Most birds are in scruffy mode, adults a bit worn out and in need of a moult and young birds gradually changing in to adult plumage. In the garden, woodpecker year has continued with the arrival of the Greens feeding on the numerous ant nests in the turf.
To me, there is something endearing about woodpeckers appearance, they always seem to look rather “too sincere” or , less politely, a little dumb. It might be to do with their rather direct gaze but I love them.
Over a number of days the spotty young bird was taught and fed about ants nests. As I write the young bird is now flying solo and seems to be making a good job of mining ants.
Surprises round the house has included one inside when I noticed a gem like wasp trapped on the inside of the window above my desk! Though I have seen these wonders in the garden they are usually so active, bordering on frenetic, that they are impossible to photo. As you can probably deduce being caught inside allowed photos whilst covered by a glass.
Even the photos I have don’t really do justice to the amazing colours. Beauty can’t disguise behaviour as they are parasites on other insect species, this one I think on solitary bees which nest in my brickwork. Tiny but definitely a designer insect for everybody!
The flower meadows on Broad Street have moved in to a further glory with mass Knapweed attracting hundreds of Marbled White butterflies.
There are definitely losers amongst the natural world as the UK experiences climate change but there are also the occasional winners. Marbled Whites used to be an uncommon species, a special sight when I was young, but this year numbers really are exceptional.

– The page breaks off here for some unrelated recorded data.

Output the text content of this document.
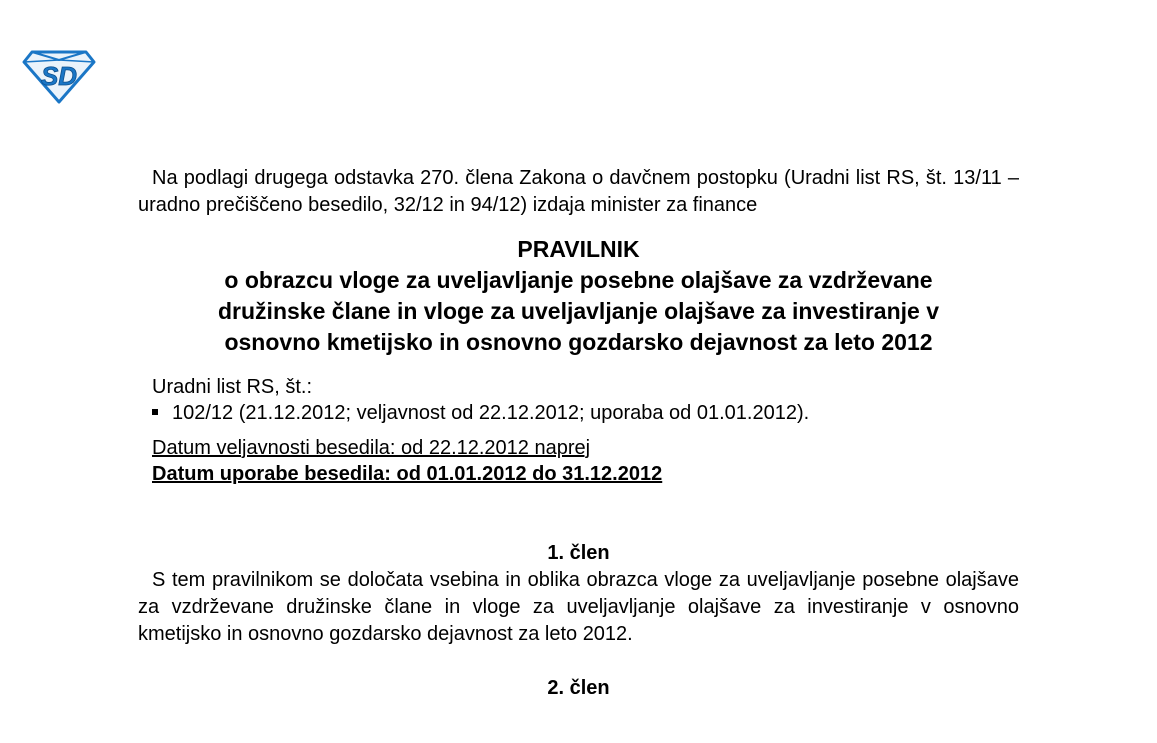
SD

Na podlagi drugega odstavka 270. člena Zakona o davčnem postopku (Uradni list RS, št. 13/11 – uradno prečiščeno besedilo, 32/12 in 94/12) izdaja minister za finance

PRAVILNIK
o obrazcu vloge za uveljavljanje posebne olajšave za vzdrževane
družinske člane in vloge za uveljavljanje olajšave za investiranje v
osnovno kmetijsko in osnovno gozdarsko dejavnost za leto 2012
Uradni list RS, št.:
102/12 (21.12.2012; veljavnost od 22.12.2012; uporaba od 01.01.2012).
Datum veljavnosti besedila: od 22.12.2012 naprej
Datum uporabe besedila: od 01.01.2012 do 31.12.2012
1. člen

S tem pravilnikom se določata vsebina in oblika obrazca vloge za uveljavljanje posebne olajšave za vzdrževane družinske člane in vloge za uveljavljanje olajšave za investiranje v osnovno kmetijsko in osnovno gozdarsko dejavnost za leto 2012.

2. člen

Broadstreet has provided surprise after surprise. Round the corner from the meadows is a woodland glade that has been managed “by accident” as it follows the line of some electricity pylons and stretches of path. The first time I have walked down this path, ridiculous as this sounds after 25 years of living locally, to immediately encounter a sunbathing White Admiral butterfly.
My wife was thrilled and Francis was well chuffed on subsequent visits to see not just the White Admirals but the orange glories that are Silver washed Fritillary’s.
In fact we have now seen 14 species of butterfly which for a local patch is really wonderful. patience and a bit of sun really pays off but do remember there are losers in the fallout from climate change. Just for 1, ask yourself when you last saw a Small Tortoiseshell butterfly?
Surprises haven’t just come butterfly shaped or flower shaped. met an old friend Brian whilst walking round the meadows and he showed me an unusual tree in the adjacent woods.
Thanks Brian! Hope to write a little piece about this “stranger” in the woods so I’ll leave it here for now.